As the pet care industry grows, so does the business of pet death care

As the U.S. pet care industry grows, so does the “pet death care” industry—things like funeral homes and memorial services. “I think the need has always been there,” but pet owners are pushing for these services more lately, Coleen Ellis, a consultant at Dulaney Valley Memorial Gardens in Maryland, told The Baltimore Sun. “I think it’s gotten to a point where a lot of people have said, ‘I did all these things while they were alive. I want to make sure their final moments here, their final walk is exactly like they lived.’” A growing number of pet owners plan to purchase something to memorialize their pet when it dies, according to the American Pet Products Association’s National Pet Owners Survey. For most owners, this would be an urn for ashes or a memorial stone.

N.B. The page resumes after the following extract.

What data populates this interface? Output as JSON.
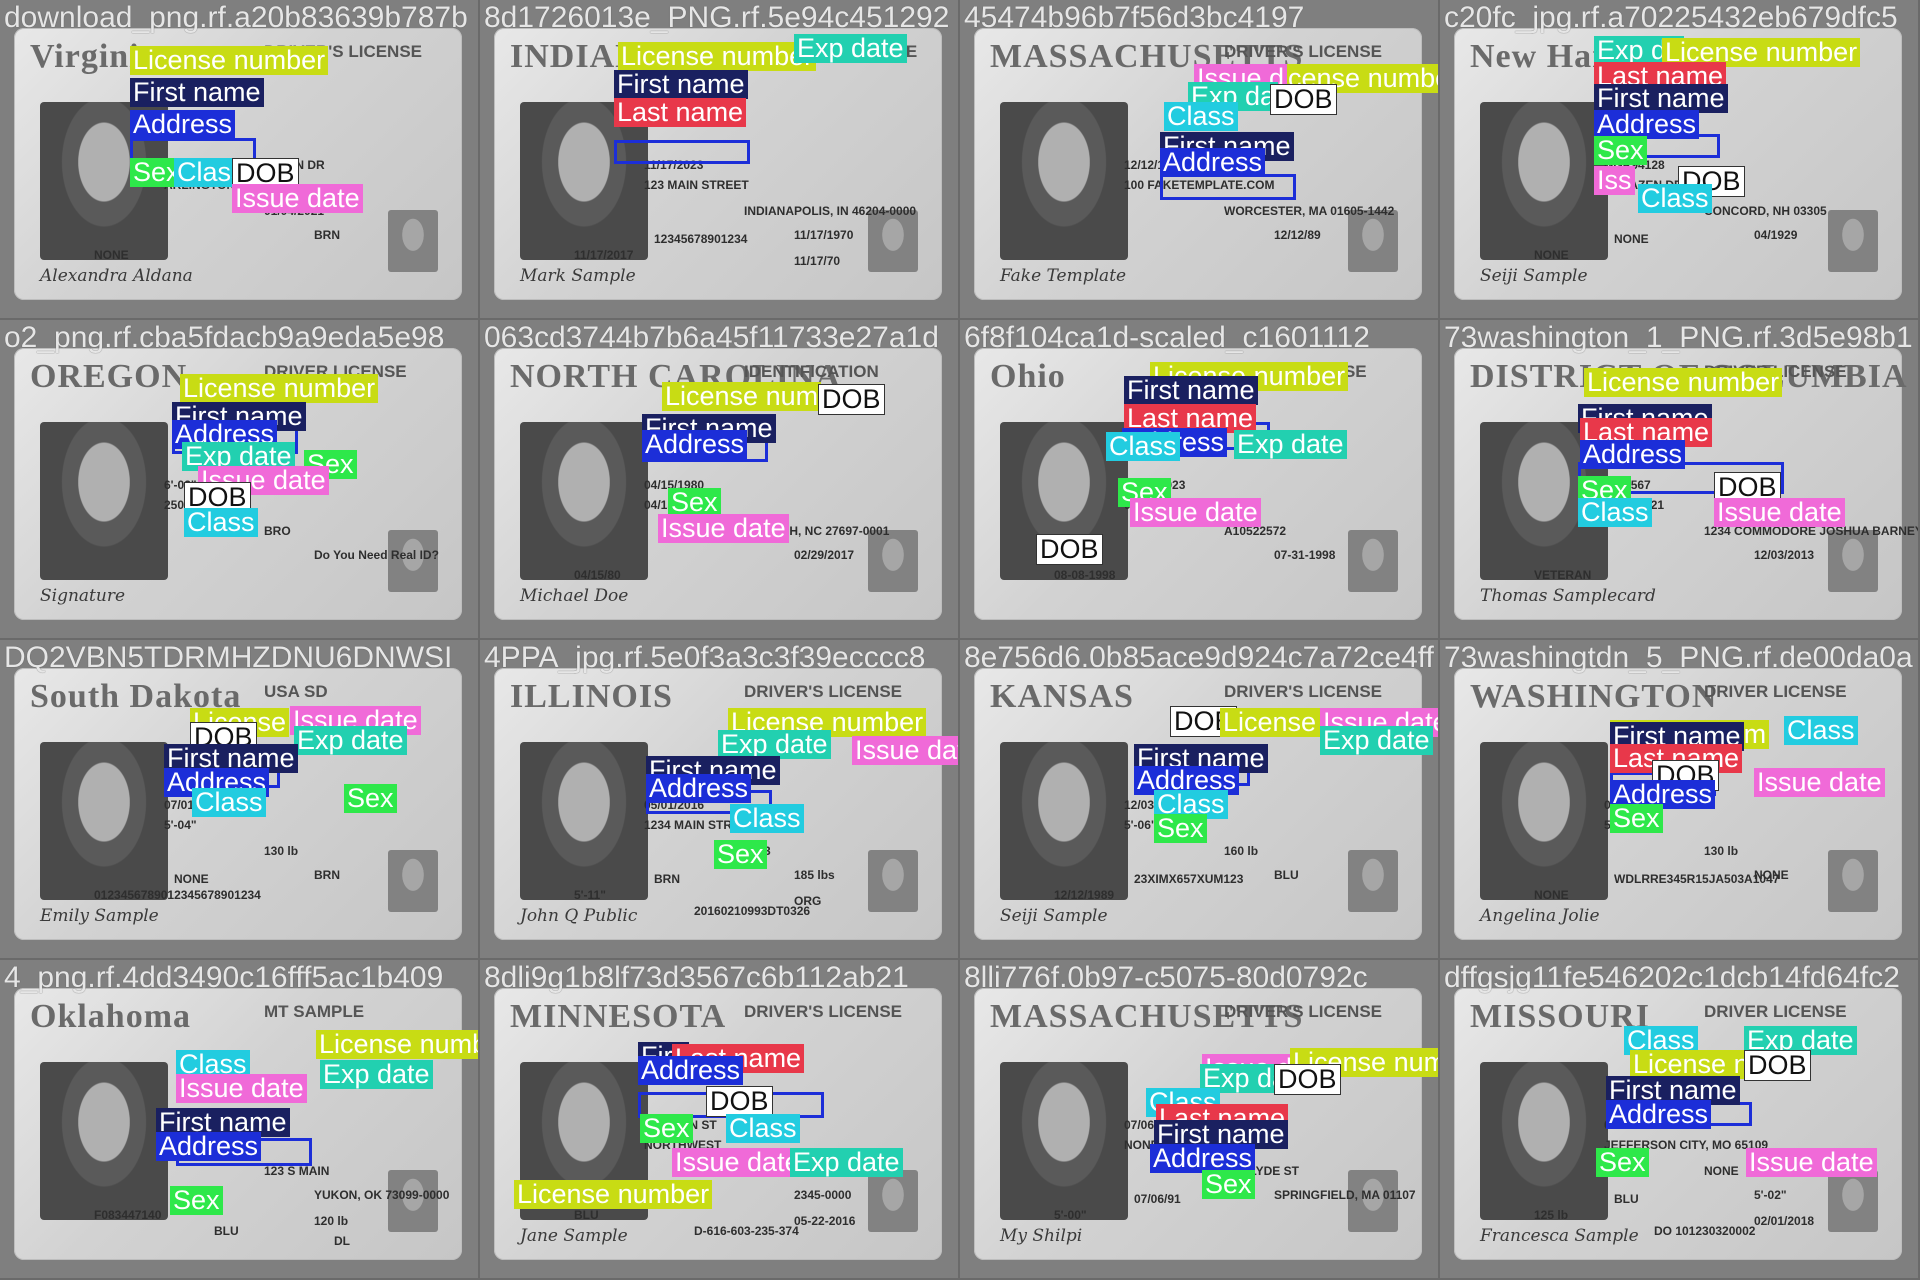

Texas duo brings veterinary care to clients’ homes, offering what they say is a much-needed service

An East Texas couple has been providing in-home veterinary care for the past three years, bringing what they say is a valuable but little-offered service to their clients. “We realized there was a need for at-home care for pets,” Dr. Whitney Jordan Wilcox, who started No Place Like Home Vet Care in 2019 with her husband, told the Longview News-Journal. “Large animal mobile vets have existed for years, but none catered to small animals and exotics.” She added that it’s difficult for many clients to get to veterinary offices, whether because of a lack of transportation or time or their pet has anxiety at the clinic. The team mostly provides preventive care such as annual exams, vaccines and parasite testing and treatment. They offer mild illness treatment as well as end-of-life care for established clients.

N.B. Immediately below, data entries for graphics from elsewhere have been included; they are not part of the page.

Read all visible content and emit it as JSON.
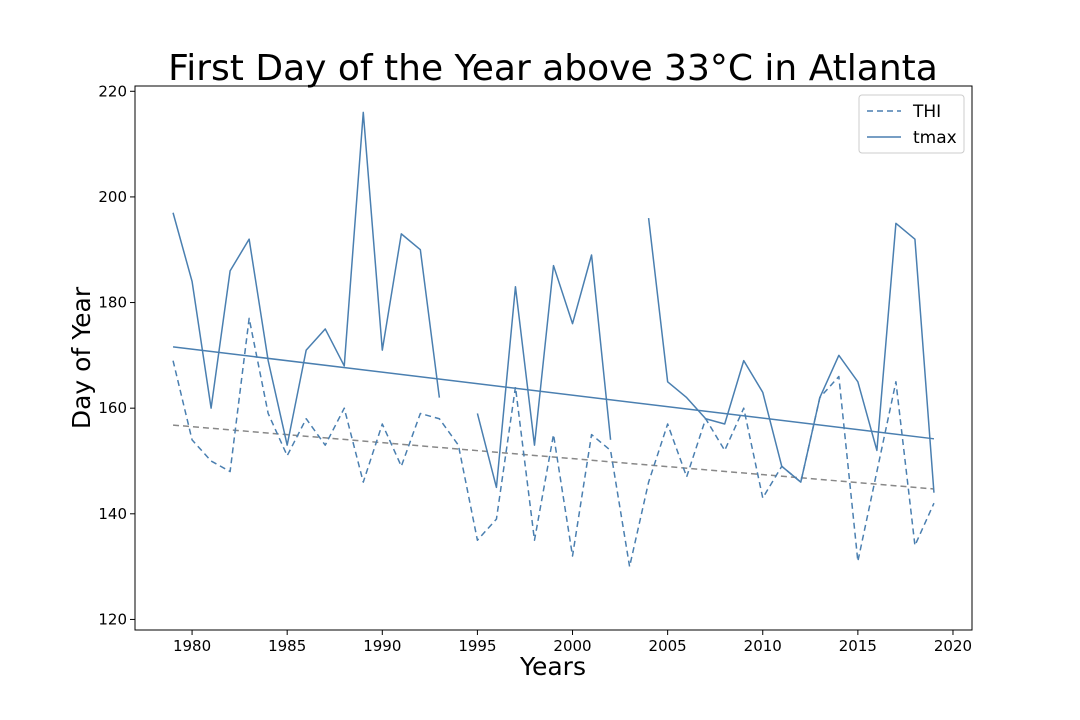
{
  "chart_data": {
    "type": "line",
    "title": "First Day of the Year above 33°C in Atlanta",
    "xlabel": "Years",
    "ylabel": "Day of Year",
    "xlim": [
      1977,
      2021
    ],
    "ylim": [
      118,
      221
    ],
    "xticks": [
      1980,
      1985,
      1990,
      1995,
      2000,
      2005,
      2010,
      2015,
      2020
    ],
    "yticks": [
      120,
      140,
      160,
      180,
      200,
      220
    ],
    "grid": false,
    "legend_position": "top-right",
    "x": [
      1979,
      1980,
      1981,
      1982,
      1983,
      1984,
      1985,
      1986,
      1987,
      1988,
      1989,
      1990,
      1991,
      1992,
      1993,
      1994,
      1995,
      1996,
      1997,
      1998,
      1999,
      2000,
      2001,
      2002,
      2003,
      2004,
      2005,
      2006,
      2007,
      2008,
      2009,
      2010,
      2011,
      2012,
      2013,
      2014,
      2015,
      2016,
      2017,
      2018,
      2019
    ],
    "series": [
      {
        "name": "THI",
        "style": "dashed",
        "color": "#4a7fb0",
        "values": [
          169,
          154,
          150,
          148,
          177,
          159,
          151,
          158,
          153,
          160,
          146,
          157,
          149,
          159,
          158,
          153,
          135,
          139,
          164,
          135,
          155,
          132,
          155,
          152,
          130,
          146,
          157,
          147,
          158,
          152,
          160,
          143,
          149,
          146,
          162,
          166,
          131,
          148,
          165,
          134,
          142
        ]
      },
      {
        "name": "tmax",
        "style": "solid",
        "color": "#4a7fb0",
        "values": [
          197,
          184,
          160,
          186,
          192,
          169,
          153,
          171,
          175,
          168,
          216,
          171,
          193,
          190,
          162,
          null,
          159,
          145,
          183,
          153,
          187,
          176,
          189,
          154,
          null,
          196,
          165,
          162,
          158,
          157,
          169,
          163,
          149,
          146,
          162,
          170,
          165,
          152,
          195,
          192,
          144
        ]
      }
    ],
    "trendlines": [
      {
        "of": "THI",
        "style": "dashed",
        "color": "#888888",
        "x": [
          1979,
          2019
        ],
        "y": [
          156.8,
          144.7
        ]
      },
      {
        "of": "tmax",
        "style": "solid",
        "color": "#4a7fb0",
        "x": [
          1979,
          2019
        ],
        "y": [
          171.6,
          154.2
        ]
      }
    ]
  }
}
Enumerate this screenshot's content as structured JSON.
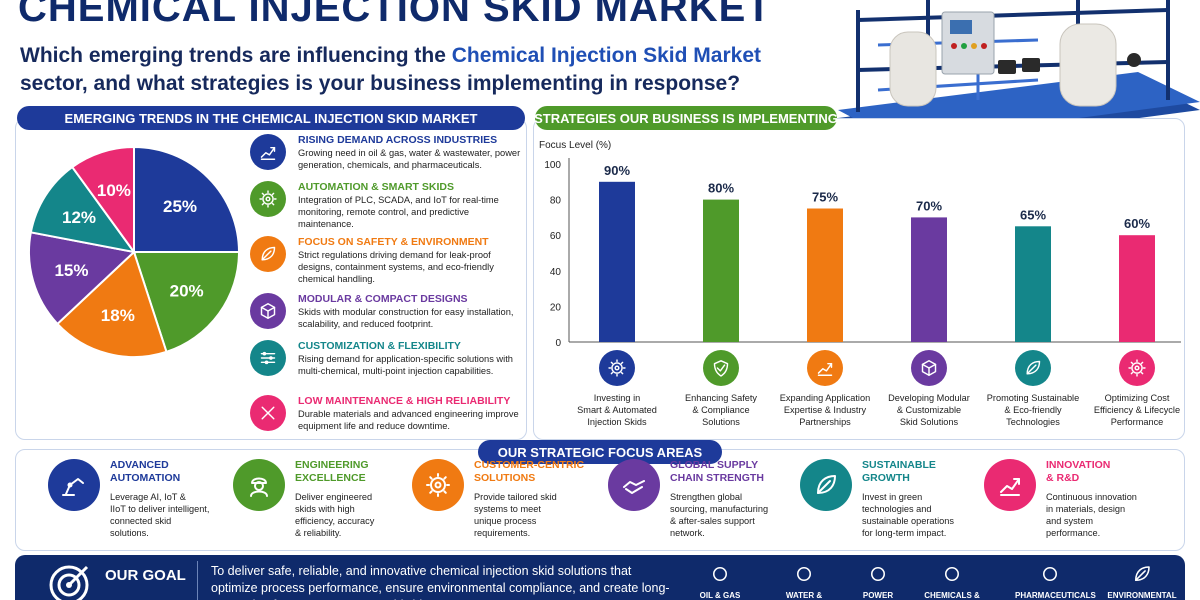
{
  "header": {
    "title": "CHEMICAL INJECTION SKID MARKET",
    "question_part1": "Which emerging trends are influencing the ",
    "question_highlight": "Chemical Injection Skid Market",
    "question_part2": " sector, and what strategies is your business implementing in response?"
  },
  "trends_panel": {
    "heading": "EMERGING TRENDS IN THE CHEMICAL INJECTION SKID MARKET",
    "pie": {
      "type": "pie",
      "slices": [
        {
          "value": 25,
          "label": "25%",
          "color": "#1e3a9a"
        },
        {
          "value": 20,
          "label": "20%",
          "color": "#4f9a2a"
        },
        {
          "value": 18,
          "label": "18%",
          "color": "#f07a12"
        },
        {
          "value": 15,
          "label": "15%",
          "color": "#6a3aa0"
        },
        {
          "value": 12,
          "label": "12%",
          "color": "#14868a"
        },
        {
          "value": 10,
          "label": "10%",
          "color": "#ea2a72"
        }
      ]
    },
    "items": [
      {
        "title": "RISING DEMAND ACROSS INDUSTRIES",
        "desc": "Growing need in oil & gas, water & wastewater, power generation, chemicals, and pharmaceuticals.",
        "color": "#1e3a9a",
        "icon": "chart-growth-icon"
      },
      {
        "title": "AUTOMATION & SMART SKIDS",
        "desc": "Integration of PLC, SCADA, and IoT for real-time monitoring, remote control, and predictive maintenance.",
        "color": "#4f9a2a",
        "icon": "gear-chip-icon"
      },
      {
        "title": "FOCUS ON SAFETY & ENVIRONMENT",
        "desc": "Strict regulations driving demand for leak-proof designs, containment systems, and eco-friendly chemical handling.",
        "color": "#f07a12",
        "icon": "leaf-icon"
      },
      {
        "title": "MODULAR & COMPACT DESIGNS",
        "desc": "Skids with modular construction for easy installation, scalability, and reduced footprint.",
        "color": "#6a3aa0",
        "icon": "cube-icon"
      },
      {
        "title": "CUSTOMIZATION & FLEXIBILITY",
        "desc": "Rising demand for application-specific solutions with multi-chemical, multi-point injection capabilities.",
        "color": "#14868a",
        "icon": "sliders-icon"
      },
      {
        "title": "LOW MAINTENANCE & HIGH RELIABILITY",
        "desc": "Durable materials and advanced engineering improve equipment life and reduce downtime.",
        "color": "#ea2a72",
        "icon": "tools-icon"
      }
    ]
  },
  "strategies_panel": {
    "heading": "STRATEGIES OUR BUSINESS IS IMPLEMENTING"
  },
  "chart_data": {
    "type": "bar",
    "ylabel": "Focus Level (%)",
    "ylim": [
      0,
      100
    ],
    "yticks": [
      "0",
      "20",
      "40",
      "60",
      "80",
      "100"
    ],
    "categories": [
      "Investing in Smart & Automated Injection Skids",
      "Enhancing Safety & Compliance Solutions",
      "Expanding Application Expertise & Industry Partnerships",
      "Developing Modular & Customizable Skid Solutions",
      "Promoting Sustainable & Eco-friendly Technologies",
      "Optimizing Cost Efficiency & Lifecycle Performance"
    ],
    "category_lines": [
      [
        "Investing in",
        "Smart & Automated",
        "Injection Skids"
      ],
      [
        "Enhancing Safety",
        "& Compliance",
        "Solutions"
      ],
      [
        "Expanding Application",
        "Expertise & Industry",
        "Partnerships"
      ],
      [
        "Developing Modular",
        "& Customizable",
        "Skid Solutions"
      ],
      [
        "Promoting Sustainable",
        "& Eco-friendly",
        "Technologies"
      ],
      [
        "Optimizing Cost",
        "Efficiency & Lifecycle",
        "Performance"
      ]
    ],
    "values": [
      90,
      80,
      75,
      70,
      65,
      60
    ],
    "value_labels": [
      "90%",
      "80%",
      "75%",
      "70%",
      "65%",
      "60%"
    ],
    "colors": [
      "#1e3a9a",
      "#4f9a2a",
      "#f07a12",
      "#6a3aa0",
      "#14868a",
      "#ea2a72"
    ],
    "icons": [
      "gear-icon",
      "shield-check-icon",
      "growth-chart-icon",
      "cube-icon",
      "plant-hand-icon",
      "cost-cycle-icon"
    ],
    "grid": false
  },
  "focus_panel": {
    "heading": "OUR STRATEGIC FOCUS AREAS",
    "items": [
      {
        "title_lines": [
          "ADVANCED",
          "AUTOMATION"
        ],
        "desc_lines": [
          "Leverage AI, IoT &",
          "IIoT to deliver intelligent,",
          "connected skid",
          "solutions."
        ],
        "color": "#1e3a9a",
        "icon": "robot-arm-icon"
      },
      {
        "title_lines": [
          "ENGINEERING",
          "EXCELLENCE"
        ],
        "desc_lines": [
          "Deliver engineered",
          "skids with high",
          "efficiency, accuracy",
          "& reliability."
        ],
        "color": "#4f9a2a",
        "icon": "engineer-icon"
      },
      {
        "title_lines": [
          "CUSTOMER-CENTRIC",
          "SOLUTIONS"
        ],
        "desc_lines": [
          "Provide tailored skid",
          "systems to meet",
          "unique process",
          "requirements."
        ],
        "color": "#f07a12",
        "icon": "gear-icon"
      },
      {
        "title_lines": [
          "GLOBAL SUPPLY",
          "CHAIN STRENGTH"
        ],
        "desc_lines": [
          "Strengthen global",
          "sourcing, manufacturing",
          "& after-sales support",
          "network."
        ],
        "color": "#6a3aa0",
        "icon": "handshake-icon"
      },
      {
        "title_lines": [
          "SUSTAINABLE",
          "GROWTH"
        ],
        "desc_lines": [
          "Invest in green",
          "technologies and",
          "sustainable operations",
          "for long-term impact."
        ],
        "color": "#14868a",
        "icon": "globe-leaf-icon"
      },
      {
        "title_lines": [
          "INNOVATION",
          "& R&D"
        ],
        "desc_lines": [
          "Continuous innovation",
          "in materials, design",
          "and system",
          "performance."
        ],
        "color": "#ea2a72",
        "icon": "growth-chart-icon"
      }
    ]
  },
  "goal": {
    "title": "OUR GOAL",
    "text": "To deliver safe, reliable, and innovative chemical injection skid solutions that optimize process performance, ensure environmental compliance, and create long-term value for our customers worldwide.",
    "industries": [
      {
        "label": "OIL & GAS",
        "icon": "oil-rig-icon"
      },
      {
        "label": "WATER &",
        "icon": "water-drop-icon"
      },
      {
        "label": "POWER",
        "icon": "factory-icon"
      },
      {
        "label": "CHEMICALS &",
        "icon": "flask-icon"
      },
      {
        "label": "PHARMACEUTICALS",
        "icon": "capsule-icon"
      },
      {
        "label": "ENVIRONMENTAL",
        "icon": "hand-leaf-icon"
      }
    ]
  }
}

Heska begins distribution of VolitionRx’s Nu.Q Vet Cancer Screening Test in the United States

VolitionRx Limited has launched its Nu.Q Vet Cancer Screening Test across the United States, with plans for a Europe launch in the coming weeks. The product, used to detect cancer in dogs, is distributed by Heska through its reference laboratories. The Nu.Q test “is an ideal fit within Heska’s expanding portfolio of best-in-class solutions,” said Steve Eyl, Heska’s chief commercial officer and president of scil animal company. “This is an important achievement in our transformative work together as we move towards the launch of our flagship point-of-care solution anticipated in 2023.”